United States Dollar, Aussie, Kiwi, and Other Currencies

United States Dollar, Aussie, Kiwi, and Other Currencies

Equity volatility spooks investors into the United States dollars. After the European Central Bank meeting, the euro whipsaws. The pound is heading for the worst week since March.

Jitters in equity markets had investors sticking to safe assets. Thus, the United States dollar had its first back-to-back weekly gains—meanwhile, sterling toward its worst week since March on fears of a messy, hard Brexit.

The United States dollar was broadly steady in Asia after a volatile New York session. Marginal moves higher in the euro, Kiwi, and Aussie was all too small to dent a bounce in the United States dollar that came with Thursday’s Wall Street selloff.

Rodrigo Catril works at the National Australia Bank in Sydney. He is a senior currency strategist there. Thus, Catril said that it is exhaustion today. It is because traders frazzled by a rough week look. It is ahead of risks ranging from next week’s Federal Reserve meeting to Brexit and United States politics.

Dollar and Others

Catril said that they think in this sort of environment of uncertainty, it is exceedingly difficult to see the equity market continue performing.
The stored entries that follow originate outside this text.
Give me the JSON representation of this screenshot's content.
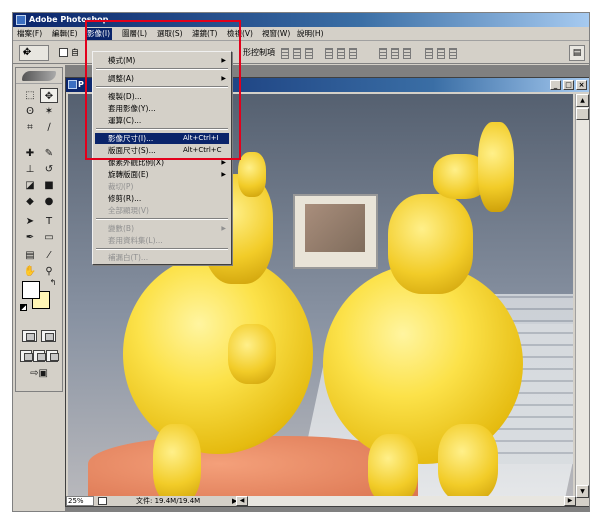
{
  "app": {
    "title": "Adobe Photoshop",
    "menu": [
      "檔案(F)",
      "編輯(E)",
      "影像(I)",
      "圖層(L)",
      "選取(S)",
      "濾鏡(T)",
      "檢視(V)",
      "視窗(W)",
      "說明(H)"
    ],
    "active_menu_index": 2
  },
  "options_bar": {
    "check_label": "自",
    "transform_label": "形控制項"
  },
  "document": {
    "title": "P",
    "zoom": "25%",
    "doc_size": "文件: 19.4M/19.4M"
  },
  "image_menu": {
    "items": [
      {
        "label": "模式(M)",
        "submenu": true,
        "disabled": false
      },
      {
        "label": "調整(A)",
        "submenu": true,
        "disabled": false
      },
      {
        "label": "複製(D)...",
        "disabled": false
      },
      {
        "label": "套用影像(Y)...",
        "disabled": false
      },
      {
        "label": "運算(C)...",
        "disabled": false
      },
      {
        "label": "影像尺寸(I)...",
        "shortcut": "Alt+Ctrl+I",
        "highlighted": true,
        "disabled": false
      },
      {
        "label": "版面尺寸(S)...",
        "shortcut": "Alt+Ctrl+C",
        "disabled": false
      },
      {
        "label": "像素外觀比例(X)",
        "submenu": true,
        "disabled": false
      },
      {
        "label": "旋轉版面(E)",
        "submenu": true,
        "disabled": false
      },
      {
        "label": "裁切(P)",
        "disabled": true
      },
      {
        "label": "修剪(R)...",
        "disabled": false
      },
      {
        "label": "全部顯現(V)",
        "disabled": true
      },
      {
        "label": "變數(B)",
        "submenu": true,
        "disabled": true
      },
      {
        "label": "套用資料集(L)...",
        "disabled": true
      },
      {
        "label": "補漏白(T)...",
        "disabled": true
      }
    ]
  },
  "colors": {
    "title_blue": "#0a246a",
    "highlight_red": "#e3001b",
    "foreground_swatch": "#ffffff",
    "background_swatch": "#fff5b5"
  },
  "icons": [
    "photoshop-logo-icon",
    "move-tool-icon",
    "marquee-tool-icon",
    "lasso-tool-icon",
    "crop-tool-icon",
    "brush-tool-icon",
    "type-tool-icon",
    "hand-tool-icon",
    "zoom-tool-icon"
  ]
}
A period of turbulence is more likely. In that scenario, the United States dollar tends to find support. Or at least it is struggling to weaken.

Also, the market looks to the United States consumer price data due at 1230 GMT. It is for insight into the recovery. Moreover, it is to challenge facing the Federal Reserve as it looks to lift inflation.

Through Asian trade, the United States dollar was a touch lower midway against a basket of currencies. Nevertheless, it is ahead by about half a percent for the week. Thus, the greenback recouped around 1.7 percent from a 280month hit low early in September.

For the week, the yen was broadly steady at 106.14 per dollar. Goldman Sachs analysts said that pension fund flows out of Japan.